After I had my Nokia N9 early this month, I setup my Twitter account first — after some basic phone settings, of course. Everything worked. The application is probably not the best, but it works.
Is it problem-free app? I thought so, until I got a problem: I can’t connect to Twitter using this app. I was not sure when the problem occurred for the first time. I did played with my phone (installing apps, downloading musics, adjusting settings, and including working from the command line). When an update was available, I also upgraded.
Added later: I was not sure what caused this problem. When I signed-in for the first time, everything worked without any issues. I deleted my Twitter account from the app, and tried to add it again. I forgot when I did this for sure, before or after installing the firmware update. It  was optional, but I decided to upgrade.
2011-11-13 01-49-48At first, I was not sure about the problem. Is it my phone, or the internet connection I was using. I switched to some different connections, but it didn’t solve my problem. When I tapped the “Sign In” button, it said: “Can’t connect to Twitter”.
So, I searched for a solution. And, I got one. It’s probably something too technical, but the instruction is easy to understand. According to the forum thread, here are some steps to fix the problem — I’m using Software Version: PR1.1 (20.2011.40-2_PR_005):

  • Activate “Developer mode” by going to: Settings > Security > Developer mode. It’s OFF by default. Turn it ON.
  • After having it activated, you will find a “Terminal” app button under application menu.

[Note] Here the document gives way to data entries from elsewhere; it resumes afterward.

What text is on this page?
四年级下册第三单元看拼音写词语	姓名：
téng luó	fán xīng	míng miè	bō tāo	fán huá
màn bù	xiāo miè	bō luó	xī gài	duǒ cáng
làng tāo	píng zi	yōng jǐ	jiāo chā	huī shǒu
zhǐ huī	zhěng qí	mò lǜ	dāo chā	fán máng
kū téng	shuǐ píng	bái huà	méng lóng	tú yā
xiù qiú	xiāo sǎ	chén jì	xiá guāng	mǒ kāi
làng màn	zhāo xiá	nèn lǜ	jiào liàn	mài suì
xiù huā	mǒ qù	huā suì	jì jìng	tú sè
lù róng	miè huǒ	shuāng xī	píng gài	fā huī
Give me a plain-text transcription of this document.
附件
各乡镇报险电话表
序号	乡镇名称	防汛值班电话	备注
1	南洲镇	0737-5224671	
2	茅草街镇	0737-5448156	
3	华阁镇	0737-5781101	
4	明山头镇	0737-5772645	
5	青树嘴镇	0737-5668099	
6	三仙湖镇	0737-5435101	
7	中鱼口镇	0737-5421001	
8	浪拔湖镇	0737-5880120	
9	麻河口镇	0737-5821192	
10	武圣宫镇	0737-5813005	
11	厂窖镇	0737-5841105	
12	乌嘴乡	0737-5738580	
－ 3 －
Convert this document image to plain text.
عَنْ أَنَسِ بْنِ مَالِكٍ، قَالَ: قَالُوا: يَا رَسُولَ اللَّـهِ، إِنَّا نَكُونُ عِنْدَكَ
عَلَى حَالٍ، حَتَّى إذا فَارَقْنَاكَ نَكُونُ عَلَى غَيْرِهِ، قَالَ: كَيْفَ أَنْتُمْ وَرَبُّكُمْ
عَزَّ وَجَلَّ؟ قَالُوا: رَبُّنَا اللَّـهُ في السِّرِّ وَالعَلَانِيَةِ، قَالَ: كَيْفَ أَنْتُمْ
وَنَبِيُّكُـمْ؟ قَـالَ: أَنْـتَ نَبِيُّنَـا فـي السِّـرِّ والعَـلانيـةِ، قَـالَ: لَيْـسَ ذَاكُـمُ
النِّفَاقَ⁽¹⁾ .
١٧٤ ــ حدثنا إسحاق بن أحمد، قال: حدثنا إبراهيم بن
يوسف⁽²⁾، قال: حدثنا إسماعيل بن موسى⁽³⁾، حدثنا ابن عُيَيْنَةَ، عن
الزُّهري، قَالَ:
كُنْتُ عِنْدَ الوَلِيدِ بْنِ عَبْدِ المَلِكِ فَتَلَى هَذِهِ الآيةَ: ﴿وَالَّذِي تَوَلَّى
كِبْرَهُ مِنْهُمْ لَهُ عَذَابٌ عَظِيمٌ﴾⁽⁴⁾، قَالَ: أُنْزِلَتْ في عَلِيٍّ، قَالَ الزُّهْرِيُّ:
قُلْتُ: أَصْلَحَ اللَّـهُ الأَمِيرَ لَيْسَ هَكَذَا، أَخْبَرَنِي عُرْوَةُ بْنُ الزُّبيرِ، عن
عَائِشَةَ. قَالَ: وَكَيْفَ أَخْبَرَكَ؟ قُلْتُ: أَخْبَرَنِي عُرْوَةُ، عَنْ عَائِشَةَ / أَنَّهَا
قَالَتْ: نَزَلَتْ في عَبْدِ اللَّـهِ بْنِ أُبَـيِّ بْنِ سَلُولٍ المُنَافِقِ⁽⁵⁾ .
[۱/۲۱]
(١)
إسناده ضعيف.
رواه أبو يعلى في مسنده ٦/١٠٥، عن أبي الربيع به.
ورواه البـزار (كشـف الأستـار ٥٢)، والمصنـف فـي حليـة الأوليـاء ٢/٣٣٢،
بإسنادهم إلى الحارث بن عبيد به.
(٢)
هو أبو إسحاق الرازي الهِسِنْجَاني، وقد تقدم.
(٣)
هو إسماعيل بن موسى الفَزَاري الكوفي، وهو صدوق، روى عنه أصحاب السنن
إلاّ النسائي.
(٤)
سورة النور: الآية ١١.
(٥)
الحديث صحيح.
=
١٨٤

  • Open it and you need to execute these commands (one command per line):
    • gconftool --recursive-unset /system/http_proxy
    • gconftool --recursive-unset /system/proxy
    • gconftool --recursive-unset /system/osso

You may close your Terminal.
Those commands will wipe your active connection settings (bluetooth and internet data). But, it’s not a problem as I can add/manage connection settings easily. Problem fixed. Great.